Il est certaines vérités que nous connaissons tous, mais que nous sortons rarement de nos tiroirs pour les regarder en face. Nous savons tous que quelque chose d'éternel existe. Et que ce ne sont ni les noms, ni les maisons, ni la terre, ni même les étoiles... nous sentons dans notre colonne vertébrale qu'il y a quelque chose d'éternel, et que ce quelque chose est humain. Nos grands esprits nous le répètent depuis cinq mille ans, et pourtant les gens perdent cela de vue à chaque instant. Au plus profond de chaque être humain se trouve une part d'éternité.
Donc, vous qui vivez mille ans après nous, voici ce que nous étions, dans les provinces au nord de New York, au début du vingtième siècle.
Vous savez comme moi que les morts ne s'intéressent plus guère à nous, les vivants. Par degrés, petit à petit , ils perdent le lien avec la terre... avec leurs anciennes ambitions... leurs anciens plaisirs... les épreuves qu'ils ont traversées... les gens qu'ils ont aimés.

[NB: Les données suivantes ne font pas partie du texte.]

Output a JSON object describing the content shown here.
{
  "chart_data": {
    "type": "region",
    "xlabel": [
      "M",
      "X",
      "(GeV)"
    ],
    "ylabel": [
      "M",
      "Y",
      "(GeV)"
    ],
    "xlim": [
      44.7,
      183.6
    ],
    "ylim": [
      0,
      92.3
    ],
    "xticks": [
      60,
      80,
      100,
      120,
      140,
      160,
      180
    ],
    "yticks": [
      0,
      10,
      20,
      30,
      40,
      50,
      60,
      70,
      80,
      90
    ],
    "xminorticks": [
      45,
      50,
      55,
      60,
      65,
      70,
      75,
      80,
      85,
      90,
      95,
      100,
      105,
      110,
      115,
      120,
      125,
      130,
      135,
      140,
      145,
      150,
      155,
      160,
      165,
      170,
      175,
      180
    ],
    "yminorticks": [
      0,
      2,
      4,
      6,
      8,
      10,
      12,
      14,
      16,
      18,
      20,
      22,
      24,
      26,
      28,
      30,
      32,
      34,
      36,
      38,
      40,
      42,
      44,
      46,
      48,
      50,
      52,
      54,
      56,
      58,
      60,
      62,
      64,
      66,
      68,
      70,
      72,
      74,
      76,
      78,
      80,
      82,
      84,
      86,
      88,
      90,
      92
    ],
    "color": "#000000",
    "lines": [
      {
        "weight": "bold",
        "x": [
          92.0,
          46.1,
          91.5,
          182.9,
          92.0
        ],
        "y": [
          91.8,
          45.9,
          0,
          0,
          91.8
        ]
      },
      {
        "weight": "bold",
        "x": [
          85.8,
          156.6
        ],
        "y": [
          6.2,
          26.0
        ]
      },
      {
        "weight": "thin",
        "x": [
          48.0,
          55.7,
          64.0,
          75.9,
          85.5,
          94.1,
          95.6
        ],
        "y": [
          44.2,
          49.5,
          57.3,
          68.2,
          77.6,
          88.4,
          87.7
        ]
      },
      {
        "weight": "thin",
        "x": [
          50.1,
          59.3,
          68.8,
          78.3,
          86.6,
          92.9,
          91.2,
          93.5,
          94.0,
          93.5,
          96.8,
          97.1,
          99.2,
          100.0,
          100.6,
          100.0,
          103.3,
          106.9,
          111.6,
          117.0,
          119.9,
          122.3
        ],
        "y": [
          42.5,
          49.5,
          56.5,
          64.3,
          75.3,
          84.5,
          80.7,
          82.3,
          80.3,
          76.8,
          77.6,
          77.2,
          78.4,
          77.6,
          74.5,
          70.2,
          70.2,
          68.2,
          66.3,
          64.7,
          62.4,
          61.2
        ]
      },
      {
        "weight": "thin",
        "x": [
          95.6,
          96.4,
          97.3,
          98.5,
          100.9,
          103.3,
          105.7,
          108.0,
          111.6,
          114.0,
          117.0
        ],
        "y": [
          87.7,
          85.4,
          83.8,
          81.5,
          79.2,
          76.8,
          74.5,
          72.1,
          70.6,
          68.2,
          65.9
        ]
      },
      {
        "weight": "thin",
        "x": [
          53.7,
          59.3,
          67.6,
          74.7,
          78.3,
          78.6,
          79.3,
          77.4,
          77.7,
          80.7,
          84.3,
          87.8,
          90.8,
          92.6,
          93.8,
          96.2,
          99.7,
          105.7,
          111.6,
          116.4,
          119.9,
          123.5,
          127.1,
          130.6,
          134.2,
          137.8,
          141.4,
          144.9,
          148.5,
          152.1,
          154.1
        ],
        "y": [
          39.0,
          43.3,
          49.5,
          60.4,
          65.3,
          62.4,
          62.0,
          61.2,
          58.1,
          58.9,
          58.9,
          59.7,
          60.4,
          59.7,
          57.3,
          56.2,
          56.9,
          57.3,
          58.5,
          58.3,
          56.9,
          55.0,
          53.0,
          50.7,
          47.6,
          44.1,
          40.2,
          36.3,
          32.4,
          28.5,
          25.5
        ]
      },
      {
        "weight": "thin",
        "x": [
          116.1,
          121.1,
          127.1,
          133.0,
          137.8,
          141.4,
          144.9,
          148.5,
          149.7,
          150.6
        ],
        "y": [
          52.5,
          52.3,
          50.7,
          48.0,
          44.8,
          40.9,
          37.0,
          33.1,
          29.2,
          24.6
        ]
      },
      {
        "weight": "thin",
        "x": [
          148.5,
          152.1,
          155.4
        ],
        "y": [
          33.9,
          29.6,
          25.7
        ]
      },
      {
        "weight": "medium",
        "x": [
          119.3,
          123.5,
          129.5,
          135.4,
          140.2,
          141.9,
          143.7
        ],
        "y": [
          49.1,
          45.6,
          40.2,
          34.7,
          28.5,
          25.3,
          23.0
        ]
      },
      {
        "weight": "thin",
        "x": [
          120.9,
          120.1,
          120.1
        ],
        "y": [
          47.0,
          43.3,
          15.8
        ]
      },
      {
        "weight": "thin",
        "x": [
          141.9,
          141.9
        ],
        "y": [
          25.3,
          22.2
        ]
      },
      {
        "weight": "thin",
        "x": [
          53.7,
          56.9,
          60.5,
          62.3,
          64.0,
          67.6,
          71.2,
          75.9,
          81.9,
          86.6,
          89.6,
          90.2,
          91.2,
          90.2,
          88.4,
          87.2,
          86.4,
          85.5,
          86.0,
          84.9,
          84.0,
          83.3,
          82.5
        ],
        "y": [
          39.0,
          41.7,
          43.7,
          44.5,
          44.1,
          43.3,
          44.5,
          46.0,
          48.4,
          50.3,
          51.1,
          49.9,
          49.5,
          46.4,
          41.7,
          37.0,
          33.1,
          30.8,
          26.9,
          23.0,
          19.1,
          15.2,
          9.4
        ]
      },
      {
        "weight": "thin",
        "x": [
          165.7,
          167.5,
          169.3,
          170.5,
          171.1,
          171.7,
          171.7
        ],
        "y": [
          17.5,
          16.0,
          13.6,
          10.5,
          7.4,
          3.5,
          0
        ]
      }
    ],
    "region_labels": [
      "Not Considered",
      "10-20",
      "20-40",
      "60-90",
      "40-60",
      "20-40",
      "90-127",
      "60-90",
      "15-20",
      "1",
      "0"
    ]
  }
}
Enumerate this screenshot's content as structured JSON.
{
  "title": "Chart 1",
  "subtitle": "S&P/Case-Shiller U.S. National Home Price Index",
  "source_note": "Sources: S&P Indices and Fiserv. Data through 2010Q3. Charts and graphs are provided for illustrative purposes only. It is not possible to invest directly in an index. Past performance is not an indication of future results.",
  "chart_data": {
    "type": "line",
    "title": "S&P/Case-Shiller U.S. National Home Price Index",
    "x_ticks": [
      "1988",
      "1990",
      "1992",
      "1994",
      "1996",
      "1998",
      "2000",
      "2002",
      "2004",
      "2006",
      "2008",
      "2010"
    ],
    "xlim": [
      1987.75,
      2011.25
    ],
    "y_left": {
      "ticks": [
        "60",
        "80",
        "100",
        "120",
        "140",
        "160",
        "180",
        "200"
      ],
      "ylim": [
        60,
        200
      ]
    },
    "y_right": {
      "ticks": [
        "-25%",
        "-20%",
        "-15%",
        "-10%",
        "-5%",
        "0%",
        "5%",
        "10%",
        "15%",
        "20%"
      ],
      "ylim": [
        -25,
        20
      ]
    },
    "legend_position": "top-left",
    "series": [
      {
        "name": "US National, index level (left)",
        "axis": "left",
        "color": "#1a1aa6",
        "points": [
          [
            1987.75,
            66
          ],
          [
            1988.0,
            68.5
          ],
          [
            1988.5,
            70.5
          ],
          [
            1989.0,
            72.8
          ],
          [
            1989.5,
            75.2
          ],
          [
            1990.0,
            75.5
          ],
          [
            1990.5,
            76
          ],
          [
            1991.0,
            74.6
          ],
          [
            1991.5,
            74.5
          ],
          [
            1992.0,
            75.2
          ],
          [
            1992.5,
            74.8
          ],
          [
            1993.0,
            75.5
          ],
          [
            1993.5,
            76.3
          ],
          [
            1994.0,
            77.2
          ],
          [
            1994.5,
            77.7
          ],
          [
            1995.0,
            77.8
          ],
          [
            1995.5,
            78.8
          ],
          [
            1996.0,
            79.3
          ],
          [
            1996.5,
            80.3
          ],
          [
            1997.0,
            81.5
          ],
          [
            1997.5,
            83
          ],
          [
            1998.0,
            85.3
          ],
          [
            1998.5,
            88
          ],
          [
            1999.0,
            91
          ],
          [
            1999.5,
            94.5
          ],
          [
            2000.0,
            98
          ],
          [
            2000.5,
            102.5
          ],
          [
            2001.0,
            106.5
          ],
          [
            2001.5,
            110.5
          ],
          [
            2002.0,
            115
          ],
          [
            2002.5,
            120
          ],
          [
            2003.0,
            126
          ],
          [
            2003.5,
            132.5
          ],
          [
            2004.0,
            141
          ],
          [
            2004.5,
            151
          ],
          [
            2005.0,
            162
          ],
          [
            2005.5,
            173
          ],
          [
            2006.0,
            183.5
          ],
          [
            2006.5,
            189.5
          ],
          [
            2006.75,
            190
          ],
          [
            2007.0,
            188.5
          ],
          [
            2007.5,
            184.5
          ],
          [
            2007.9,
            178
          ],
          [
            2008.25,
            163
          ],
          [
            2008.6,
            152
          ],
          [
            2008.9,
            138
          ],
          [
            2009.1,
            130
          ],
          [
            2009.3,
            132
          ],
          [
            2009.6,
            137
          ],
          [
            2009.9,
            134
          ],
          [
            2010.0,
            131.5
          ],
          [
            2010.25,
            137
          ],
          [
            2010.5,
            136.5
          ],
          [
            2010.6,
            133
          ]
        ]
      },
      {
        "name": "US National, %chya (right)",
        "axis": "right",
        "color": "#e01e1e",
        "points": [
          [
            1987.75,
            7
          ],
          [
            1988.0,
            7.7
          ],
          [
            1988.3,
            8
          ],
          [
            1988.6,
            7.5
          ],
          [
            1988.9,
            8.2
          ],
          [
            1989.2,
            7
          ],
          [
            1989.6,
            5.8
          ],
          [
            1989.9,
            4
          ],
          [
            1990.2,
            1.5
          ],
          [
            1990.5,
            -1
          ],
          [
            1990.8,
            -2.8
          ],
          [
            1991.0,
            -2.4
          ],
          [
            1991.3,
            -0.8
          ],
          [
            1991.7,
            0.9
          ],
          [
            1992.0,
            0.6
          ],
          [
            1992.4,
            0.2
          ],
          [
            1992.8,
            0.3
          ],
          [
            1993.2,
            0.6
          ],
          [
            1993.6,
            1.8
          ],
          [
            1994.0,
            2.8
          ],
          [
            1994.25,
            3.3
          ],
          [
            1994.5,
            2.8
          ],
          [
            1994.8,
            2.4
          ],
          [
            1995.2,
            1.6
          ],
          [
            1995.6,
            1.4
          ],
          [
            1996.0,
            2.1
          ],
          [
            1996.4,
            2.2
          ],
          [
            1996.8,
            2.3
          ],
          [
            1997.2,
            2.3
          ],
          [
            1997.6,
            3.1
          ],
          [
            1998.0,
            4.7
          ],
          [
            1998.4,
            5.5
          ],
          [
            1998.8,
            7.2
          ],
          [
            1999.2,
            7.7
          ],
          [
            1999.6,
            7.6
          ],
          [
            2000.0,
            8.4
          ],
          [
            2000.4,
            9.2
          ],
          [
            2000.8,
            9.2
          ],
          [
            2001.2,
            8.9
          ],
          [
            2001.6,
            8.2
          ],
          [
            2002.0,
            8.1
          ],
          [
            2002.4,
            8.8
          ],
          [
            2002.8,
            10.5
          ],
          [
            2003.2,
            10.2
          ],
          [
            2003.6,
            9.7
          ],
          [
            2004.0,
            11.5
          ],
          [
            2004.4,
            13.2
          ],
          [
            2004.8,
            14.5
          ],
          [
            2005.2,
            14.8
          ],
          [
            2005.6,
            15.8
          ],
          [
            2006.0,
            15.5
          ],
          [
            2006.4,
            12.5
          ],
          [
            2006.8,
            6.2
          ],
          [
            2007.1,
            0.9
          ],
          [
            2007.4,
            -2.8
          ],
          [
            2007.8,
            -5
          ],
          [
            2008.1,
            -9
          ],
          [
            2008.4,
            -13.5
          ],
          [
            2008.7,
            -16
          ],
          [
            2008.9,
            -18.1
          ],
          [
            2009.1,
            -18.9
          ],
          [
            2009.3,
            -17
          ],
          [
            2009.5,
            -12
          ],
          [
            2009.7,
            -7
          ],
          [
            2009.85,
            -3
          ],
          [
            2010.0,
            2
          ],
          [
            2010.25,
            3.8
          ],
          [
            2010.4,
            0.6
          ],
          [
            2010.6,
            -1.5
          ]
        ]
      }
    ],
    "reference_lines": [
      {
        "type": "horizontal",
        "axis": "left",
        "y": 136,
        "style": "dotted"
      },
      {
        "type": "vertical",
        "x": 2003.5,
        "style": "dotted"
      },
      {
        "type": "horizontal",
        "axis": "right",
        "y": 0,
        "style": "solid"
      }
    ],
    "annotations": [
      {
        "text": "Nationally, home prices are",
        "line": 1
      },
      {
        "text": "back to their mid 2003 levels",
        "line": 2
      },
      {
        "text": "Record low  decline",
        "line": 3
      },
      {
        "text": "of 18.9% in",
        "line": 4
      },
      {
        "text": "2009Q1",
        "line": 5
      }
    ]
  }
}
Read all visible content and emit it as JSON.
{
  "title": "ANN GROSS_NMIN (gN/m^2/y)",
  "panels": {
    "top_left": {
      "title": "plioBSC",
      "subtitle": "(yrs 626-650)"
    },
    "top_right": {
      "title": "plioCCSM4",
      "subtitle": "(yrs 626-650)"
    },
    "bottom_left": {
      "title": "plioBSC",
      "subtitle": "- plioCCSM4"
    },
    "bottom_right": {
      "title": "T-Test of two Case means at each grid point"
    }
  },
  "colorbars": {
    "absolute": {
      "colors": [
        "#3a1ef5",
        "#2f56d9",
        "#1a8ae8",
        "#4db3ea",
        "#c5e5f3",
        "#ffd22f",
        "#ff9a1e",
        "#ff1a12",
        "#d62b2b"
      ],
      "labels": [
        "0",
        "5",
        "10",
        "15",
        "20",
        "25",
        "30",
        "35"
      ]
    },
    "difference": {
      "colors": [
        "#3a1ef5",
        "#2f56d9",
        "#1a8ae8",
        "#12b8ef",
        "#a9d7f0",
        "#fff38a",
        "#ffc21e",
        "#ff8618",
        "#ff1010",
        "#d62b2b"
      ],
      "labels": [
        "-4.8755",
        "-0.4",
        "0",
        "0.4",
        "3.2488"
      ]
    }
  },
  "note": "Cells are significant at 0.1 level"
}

Ils se font sevrer de la terre : c'est ainsi que je vois les choses.
Sevrer de la terre.
Ils restent ici le temps que leur part terrestre se consume et s'éteigne ; et pendant ce temps ils se désintéressent peu à peu de Grover's Corners.
Ils attendent. Ils attendent quelque chose qu'ils sentent venir. Quelque chose d'important, de grandiose. Attendent-ils que les brumes se dissipent autour de leur part éternelle ?
Donc, vous qui vivez mille ans après nous, voici ce que nous étions, dans les provinces au nord de New York, au début du vingtième siècle. Nous voici : dans notre adolescences, nos mariages, notre vie quotidienne et notre mort.